Who are the Kali'na people?
- connieLv 710 years agoFavorite Answer
The Kali'na people (historically Galibi or Carib) are an Amerindian ethnic group found in several countries on the Caribbean coast of South America. In language and culture they are Cariban. The origin of the name given them by Europeans, Galibi, is unknown. They prefer to be called Kali'na tilewuyu, i.e. "true Kali'na", partly to differentiate themselves from the half-blood Maroon-Kali'na inhabitants of Suriname.
The part of South America where the Kali'na live is very sparsely populated, however this ethnic group is such an extreme minority in all of the countries in which they are well established that locally they are a majority only in certain very secluded areas. Their current geographic distribution covers only a small fraction of their Pre-Columbian territory.
* In Brazil, they are especially localized in São José dos Galibi, a village founded in 1950 on the right bank of the Oyapock River opposite Saint-Georges in French Guiana by several families who came from the region of the Mana River. They are also in the capital of Amapá, Macapá, and in Pará, in Belém.
* In French Guiana, they are still present in significant numbers in their original territory, the region between the Maroni and the Mana rivers (in particular, the communities of Awala-Yalimapo, the only one where they are a majority, Saint-Laurent-du-Maroni, Mana and Iracoubo), and the Amerindian village of Kourou as well as, in fewer numbers, the island of Cayenne.

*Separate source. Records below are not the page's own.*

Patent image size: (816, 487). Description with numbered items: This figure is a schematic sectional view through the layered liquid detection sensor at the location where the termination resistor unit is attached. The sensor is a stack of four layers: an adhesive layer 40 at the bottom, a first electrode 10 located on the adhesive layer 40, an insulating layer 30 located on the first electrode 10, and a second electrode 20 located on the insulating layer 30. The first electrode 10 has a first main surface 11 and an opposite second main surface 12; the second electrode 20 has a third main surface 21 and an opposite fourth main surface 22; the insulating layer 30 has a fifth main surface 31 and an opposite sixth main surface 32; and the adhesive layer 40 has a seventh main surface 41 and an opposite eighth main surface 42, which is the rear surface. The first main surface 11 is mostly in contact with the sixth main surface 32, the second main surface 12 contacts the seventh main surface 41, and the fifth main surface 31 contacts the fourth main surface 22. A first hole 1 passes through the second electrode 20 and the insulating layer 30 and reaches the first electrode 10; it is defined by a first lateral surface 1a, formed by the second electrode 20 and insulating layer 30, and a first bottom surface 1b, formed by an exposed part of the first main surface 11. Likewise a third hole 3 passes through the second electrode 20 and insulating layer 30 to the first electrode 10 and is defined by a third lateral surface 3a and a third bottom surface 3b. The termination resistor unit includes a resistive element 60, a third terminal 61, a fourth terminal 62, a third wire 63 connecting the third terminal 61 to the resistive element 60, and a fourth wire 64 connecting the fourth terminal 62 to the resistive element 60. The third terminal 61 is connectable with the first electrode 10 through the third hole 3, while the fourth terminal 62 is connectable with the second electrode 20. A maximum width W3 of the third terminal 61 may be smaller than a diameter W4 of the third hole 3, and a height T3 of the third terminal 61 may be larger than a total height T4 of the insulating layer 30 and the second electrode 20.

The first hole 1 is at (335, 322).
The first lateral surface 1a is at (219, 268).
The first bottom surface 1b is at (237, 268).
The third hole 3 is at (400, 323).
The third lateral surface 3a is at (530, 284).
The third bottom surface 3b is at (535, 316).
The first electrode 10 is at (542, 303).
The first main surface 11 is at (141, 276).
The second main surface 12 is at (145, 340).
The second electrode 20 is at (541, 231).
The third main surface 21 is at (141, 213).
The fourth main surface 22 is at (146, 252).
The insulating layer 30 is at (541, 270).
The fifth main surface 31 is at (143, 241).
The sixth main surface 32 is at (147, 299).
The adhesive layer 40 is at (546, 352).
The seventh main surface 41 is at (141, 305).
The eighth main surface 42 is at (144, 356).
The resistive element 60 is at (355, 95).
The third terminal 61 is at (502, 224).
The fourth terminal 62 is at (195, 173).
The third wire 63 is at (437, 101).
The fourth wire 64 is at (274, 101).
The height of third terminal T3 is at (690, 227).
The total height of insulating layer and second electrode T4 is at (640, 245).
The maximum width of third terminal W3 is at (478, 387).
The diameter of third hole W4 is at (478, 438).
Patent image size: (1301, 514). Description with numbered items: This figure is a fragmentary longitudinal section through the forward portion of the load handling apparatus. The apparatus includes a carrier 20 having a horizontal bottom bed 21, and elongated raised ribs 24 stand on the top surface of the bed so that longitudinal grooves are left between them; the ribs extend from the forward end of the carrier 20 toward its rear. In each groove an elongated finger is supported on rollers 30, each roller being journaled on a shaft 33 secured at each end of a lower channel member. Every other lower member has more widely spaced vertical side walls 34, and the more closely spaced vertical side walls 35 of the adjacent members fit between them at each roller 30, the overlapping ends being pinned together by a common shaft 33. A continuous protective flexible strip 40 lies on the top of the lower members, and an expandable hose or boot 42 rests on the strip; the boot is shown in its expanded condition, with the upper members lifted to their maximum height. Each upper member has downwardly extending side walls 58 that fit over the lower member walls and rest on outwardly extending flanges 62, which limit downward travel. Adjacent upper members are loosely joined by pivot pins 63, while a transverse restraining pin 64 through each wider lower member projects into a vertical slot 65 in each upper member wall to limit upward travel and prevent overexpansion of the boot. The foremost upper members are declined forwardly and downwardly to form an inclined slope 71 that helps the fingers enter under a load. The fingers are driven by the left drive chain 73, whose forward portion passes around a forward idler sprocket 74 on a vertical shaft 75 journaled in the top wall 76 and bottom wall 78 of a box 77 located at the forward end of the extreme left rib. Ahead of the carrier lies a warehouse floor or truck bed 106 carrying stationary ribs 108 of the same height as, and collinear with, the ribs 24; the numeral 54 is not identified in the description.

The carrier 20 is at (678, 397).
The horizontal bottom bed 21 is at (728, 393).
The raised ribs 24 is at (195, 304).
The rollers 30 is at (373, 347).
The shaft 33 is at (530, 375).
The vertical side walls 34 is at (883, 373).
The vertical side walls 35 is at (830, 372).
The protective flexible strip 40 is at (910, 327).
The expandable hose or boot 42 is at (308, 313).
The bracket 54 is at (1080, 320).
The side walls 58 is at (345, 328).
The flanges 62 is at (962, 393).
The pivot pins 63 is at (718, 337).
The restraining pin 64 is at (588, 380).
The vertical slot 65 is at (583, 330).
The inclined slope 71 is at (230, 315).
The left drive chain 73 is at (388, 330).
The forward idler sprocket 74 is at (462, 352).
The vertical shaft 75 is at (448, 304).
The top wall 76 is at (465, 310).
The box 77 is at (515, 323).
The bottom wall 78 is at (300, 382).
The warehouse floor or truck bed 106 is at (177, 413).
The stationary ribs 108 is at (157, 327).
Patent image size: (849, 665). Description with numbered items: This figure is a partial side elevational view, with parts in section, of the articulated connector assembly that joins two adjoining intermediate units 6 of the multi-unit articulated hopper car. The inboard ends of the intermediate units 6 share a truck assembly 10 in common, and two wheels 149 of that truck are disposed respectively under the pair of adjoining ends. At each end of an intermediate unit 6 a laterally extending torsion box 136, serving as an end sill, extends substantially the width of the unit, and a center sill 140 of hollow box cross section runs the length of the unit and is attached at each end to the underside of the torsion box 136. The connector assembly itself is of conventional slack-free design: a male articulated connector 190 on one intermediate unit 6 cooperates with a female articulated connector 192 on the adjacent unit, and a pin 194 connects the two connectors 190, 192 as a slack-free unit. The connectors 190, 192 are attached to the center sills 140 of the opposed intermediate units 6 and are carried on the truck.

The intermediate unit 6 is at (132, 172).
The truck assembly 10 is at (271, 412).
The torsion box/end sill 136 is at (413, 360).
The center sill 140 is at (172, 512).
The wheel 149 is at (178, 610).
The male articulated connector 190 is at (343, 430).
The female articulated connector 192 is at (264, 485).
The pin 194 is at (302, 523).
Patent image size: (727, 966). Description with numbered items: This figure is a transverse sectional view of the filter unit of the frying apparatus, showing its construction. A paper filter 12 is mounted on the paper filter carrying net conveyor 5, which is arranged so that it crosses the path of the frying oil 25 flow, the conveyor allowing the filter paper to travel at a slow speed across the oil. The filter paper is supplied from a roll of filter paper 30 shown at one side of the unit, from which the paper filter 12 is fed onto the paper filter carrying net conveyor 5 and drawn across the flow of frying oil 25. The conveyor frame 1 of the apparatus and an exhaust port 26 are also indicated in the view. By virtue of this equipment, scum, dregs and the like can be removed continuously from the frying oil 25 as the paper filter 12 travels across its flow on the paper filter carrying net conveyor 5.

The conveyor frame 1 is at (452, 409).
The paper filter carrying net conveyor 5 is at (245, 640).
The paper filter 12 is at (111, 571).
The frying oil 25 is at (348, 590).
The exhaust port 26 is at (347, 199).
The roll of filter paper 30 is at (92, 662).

* In Suriname, they are a strong presence on the left bank of the Maroni River and on the banks of the Coppename River.
* In Venezuela, the country where their numbers are the greatest, they can be found in two distinct zones: in the llanos of the Orinoco river valley
They speak Kali'na, which belongs to the family of Cariban languages. This language is currently still spoken by more than 10,000 people in the coastal strip that stretches from Venezuela (5,000 speakers) to Brazil (100) passing through Guyana (475), Suriname (2,500) and French Guiana (3,000 people). Kali'na therefore remains a primarily oral language.
Lacking a written form of language before the arrival of Europeans, Kali'na history was passed down orally from one generation to the next through tales of myth and legend. For a long time, the few Europeans studying the history of the Amerindian people of this area did not distinguish between the various Caribbean tribes. Once the period of exploration was over, interest in the study of these people dimished greatly and did not re-emerge until the end of the 20th century, when a few French expatriates, notably Gérard Collomb, became interested in the Kali'na, and the Kali'na themselves began to relate their history, in particular Félix Tiouka, president of the Association of Amerindians of French Guiana (AAGF), and his son Alexis.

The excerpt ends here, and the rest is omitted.